Below is a simplified version of what took place during each step of the "Networks in Biology" module:
 



High school biology teachers learn how to teach the first module during a summer staff development program- here with Director of Curriculum Kathee Terry


  Part I:
Using information given to them about classmates to whom they could send and receive cell phone messages, students worked in teams to query each other and, based on their queries, create a class cell phone network. Following this, they used software developed by the Institute for Systems Biology to see their networks on a computer screen. Keeping with the cell phone analogy, questions liked the following were posed: Sprint PCS's cell phone towers are struck down by a meteorite. How will this affect our cell phone network? On a field trip student "X" takes a picture of a cool rock formation and sends it to everyone he/she can. Which students will receive the picture? On the computer screen, students could see instantly what would happen if a particular student with many cell phone connections was knocked out of the network, namely, that some students would no longer be able to receive any calls at all and news could not flow nearly as easily among classmates.

Part II
The next exercise of the module helped students move from the question of what happens to a social network when one part of a system is knocked out, to what happens to an ecological network that experiences an environmental disturbance. Or, as IS student Daniel Moser said, "We're using cell phone networks as a model that can also be used for ecosystems."
Part III
Teachers then introduced students to what their curriculum guide calls the "fascinating world of extremophiles, or unique organisms, using a real-life example of an event that affected the Great Salt Lake ecosystem." The guide goes on to say that in 1952 a causeway was built which splits the lake in half and does not allow water to circulate. Because there is no fresh water circulating and no streams that flow into one arm, the salt concentration varies between the two sides. A prominent organism in one arm of the lake is the halobacterium, which dominates some of the most extreme environments on earth.
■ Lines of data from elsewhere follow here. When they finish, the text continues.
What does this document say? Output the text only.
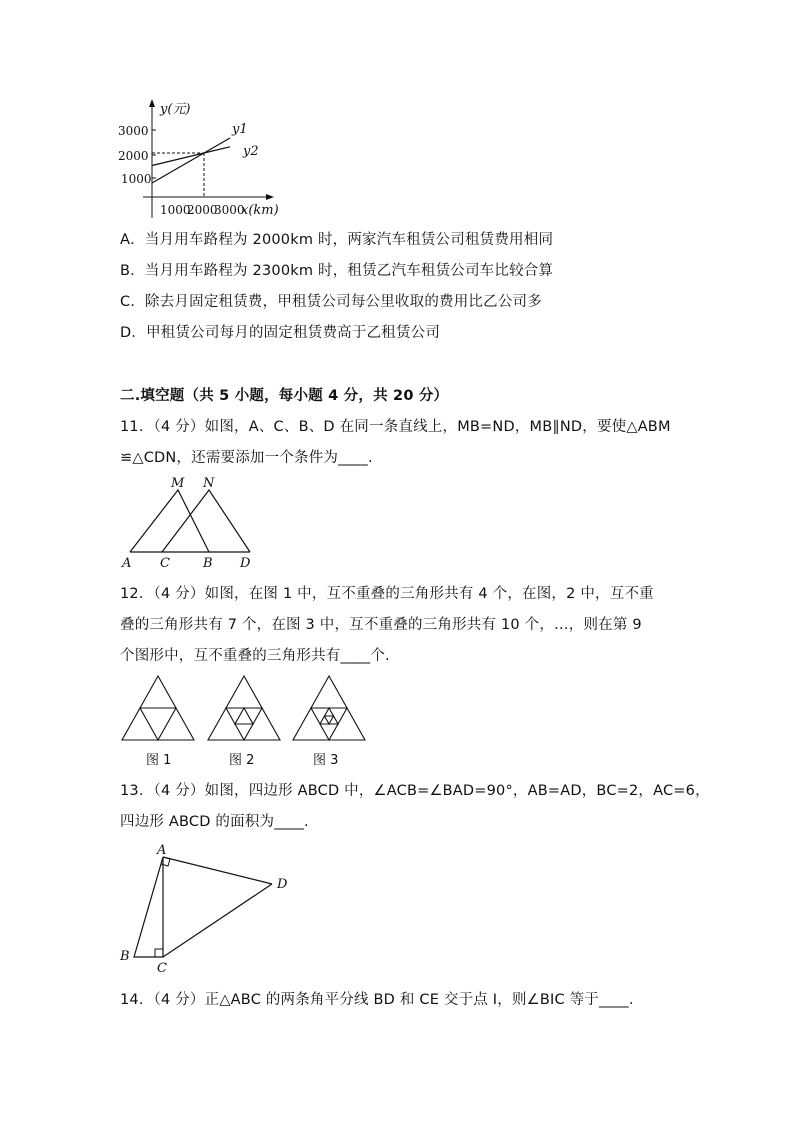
y(元)
3000
2000
1000
1000
2000
3000
x(km)
y1
y2
A．当月用车路程为 2000km 时，两家汽车租赁公司租赁费用相同
B．当月用车路程为 2300km 时，租赁乙汽车租赁公司车比较合算
C．除去月固定租赁费，甲租赁公司每公里收取的费用比乙公司多
D．甲租赁公司每月的固定租赁费高于乙租赁公司
二.填空题（共 5 小题，每小题 4 分，共 20 分）
11．（4 分）如图，A、C、B、D 在同一条直线上，MB=ND，MB∥ND，要使△ABM
≌△CDN，还需要添加一个条件为____.
M N
A C	B D
12．（4 分）如图，在图 1 中，互不重叠的三角形共有 4 个，在图，2 中，互不重
叠的三角形共有 7 个，在图 3 中，互不重叠的三角形共有 10 个，…，则在第 9
个图形中，互不重叠的三角形共有____个.
图 1	图 2	图 3
13．（4 分）如图，四边形 ABCD 中，∠ACB=∠BAD=90°，AB=AD，BC=2，AC=6，
四边形 ABCD 的面积为____.
A
D
B
C
14．（4 分）正△ABC 的两条角平分线 BD 和 CE 交于点 I，则∠BIC 等于____.
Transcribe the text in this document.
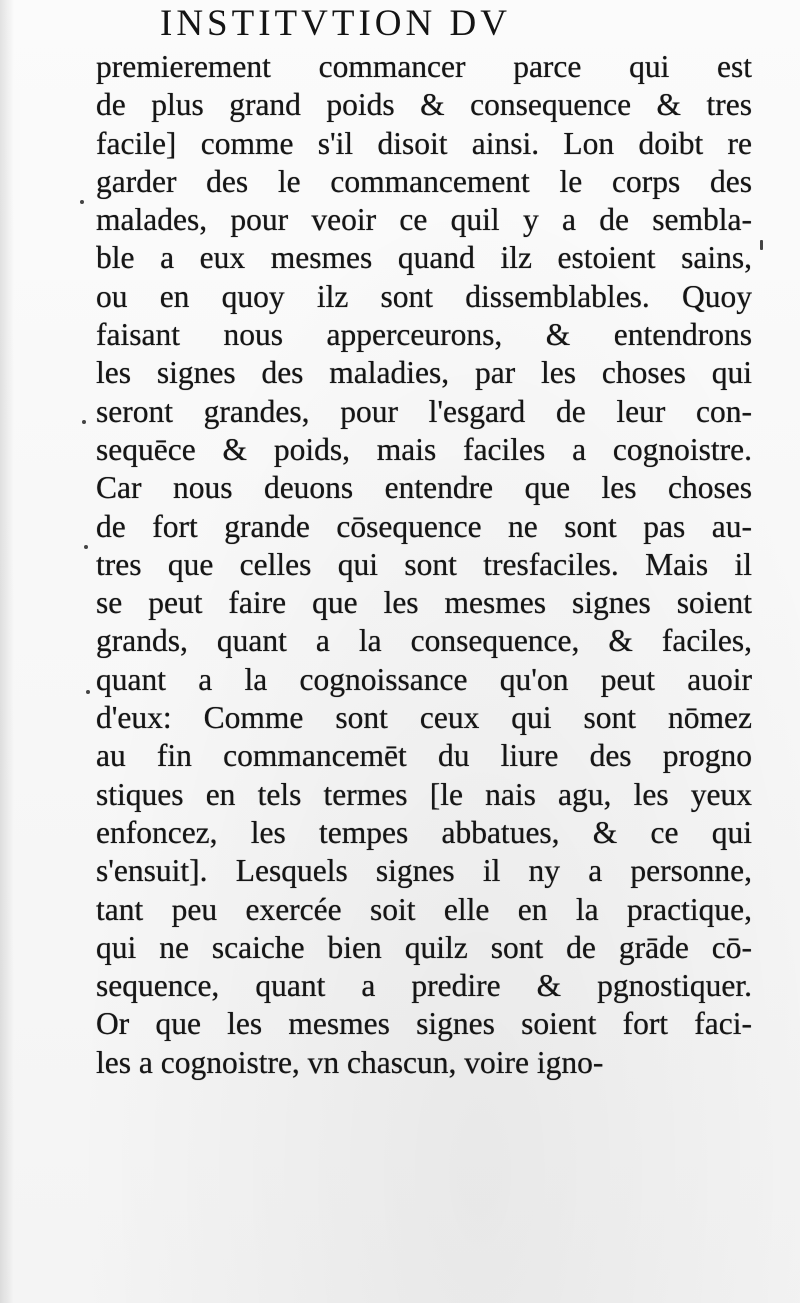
INSTITVTION DV
premierement commancer parce qui est
de plus grand poids & consequence & tres
facile] comme s'il disoit ainsi. Lon doibt re
garder des le commancement le corps des
malades, pour veoir ce quil y a de sembla-
ble a eux mesmes quand ilz estoient sains,
ou en quoy ilz sont dissemblables. Quoy
faisant nous apperceurons, & entendrons
les signes des maladies, par les choses qui
seront grandes, pour l'esgard de leur con-
sequēce & poids, mais faciles a cognoistre.
Car nous deuons entendre que les choses
de fort grande cōsequence ne sont pas au-
tres que celles qui sont tresfaciles. Mais il
se peut faire que les mesmes signes soient
grands, quant a la consequence, & faciles,
quant a la cognoissance qu'on peut auoir
d'eux: Comme sont ceux qui sont nōmez
au fin commancemēt du liure des progno
stiques en tels termes [le nais agu, les yeux
enfoncez, les tempes abbatues, & ce qui
s'ensuit]. Lesquels signes il ny a personne,
tant peu exercée soit elle en la practique,
qui ne scaiche bien quilz sont de grāde cō-
sequence, quant a predire & pgnostiquer.
Or que les mesmes signes soient fort faci-
les a cognoistre, vn chascun, voire igno-
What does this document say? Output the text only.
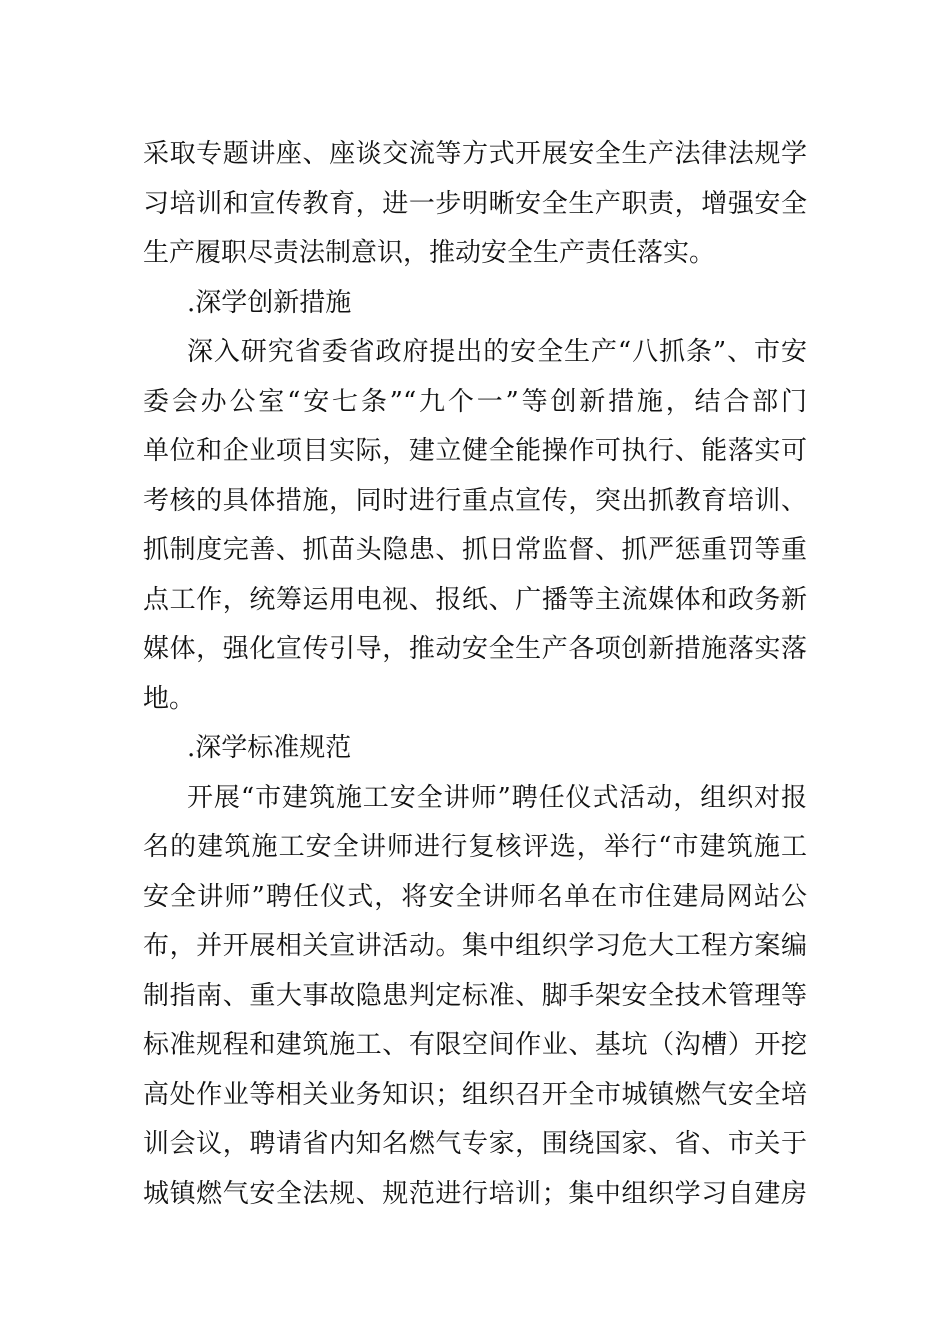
采取专题讲座、座谈交流等方式开展安全生产法律法规学
习培训和宣传教育，进一步明晰安全生产职责，增强安全
生产履职尽责法制意识，推动安全生产责任落实。
.深学创新措施
深入研究省委省政府提出的安全生产“八抓条”、市安
委会办公室“安七条”“九个一”等创新措施，结合部门
单位和企业项目实际，建立健全能操作可执行、能落实可
考核的具体措施，同时进行重点宣传，突出抓教育培训、
抓制度完善、抓苗头隐患、抓日常监督、抓严惩重罚等重
点工作，统筹运用电视、报纸、广播等主流媒体和政务新
媒体，强化宣传引导，推动安全生产各项创新措施落实落
地。
.深学标准规范
开展“市建筑施工安全讲师”聘任仪式活动，组织对报
名的建筑施工安全讲师进行复核评选，举行“市建筑施工
安全讲师”聘任仪式，将安全讲师名单在市住建局网站公
布，并开展相关宣讲活动。集中组织学习危大工程方案编
制指南、重大事故隐患判定标准、脚手架安全技术管理等
标准规程和建筑施工、有限空间作业、基坑（沟槽）开挖
高处作业等相关业务知识；组织召开全市城镇燃气安全培
训会议，聘请省内知名燃气专家，围绕国家、省、市关于
城镇燃气安全法规、规范进行培训；集中组织学习自建房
Based on what they heard about the Great Salt Lake, students developed hypotheses about the factors that affect halobacteria and designed an experiment to investigate the effect of salt on their growth.
 

 

Here's the shaking incubator for growing halobacteria cultures

Students using the spectrophotometer

  Part IV
Using new supplies and equipment funded by the Bellevue Schools Foundation, the budding biologists filled tubes with different concentrations of salt and other chemicals that affect the growth of halobacteria, left these in an incubator (photo on left) for 45 hours, tested the absorbance of light (which measures the population of halobacteria), using a spectrophotometer (lower left), and graphed their data on the effect of increasing salinity on halobacteria.

The results? Erik Simkins summed it up saying that he learned that where they built the causeway over the Great Salt Lake and took out natural water, the increasing salinity of the water that was left resulted in an increase in halobacteria.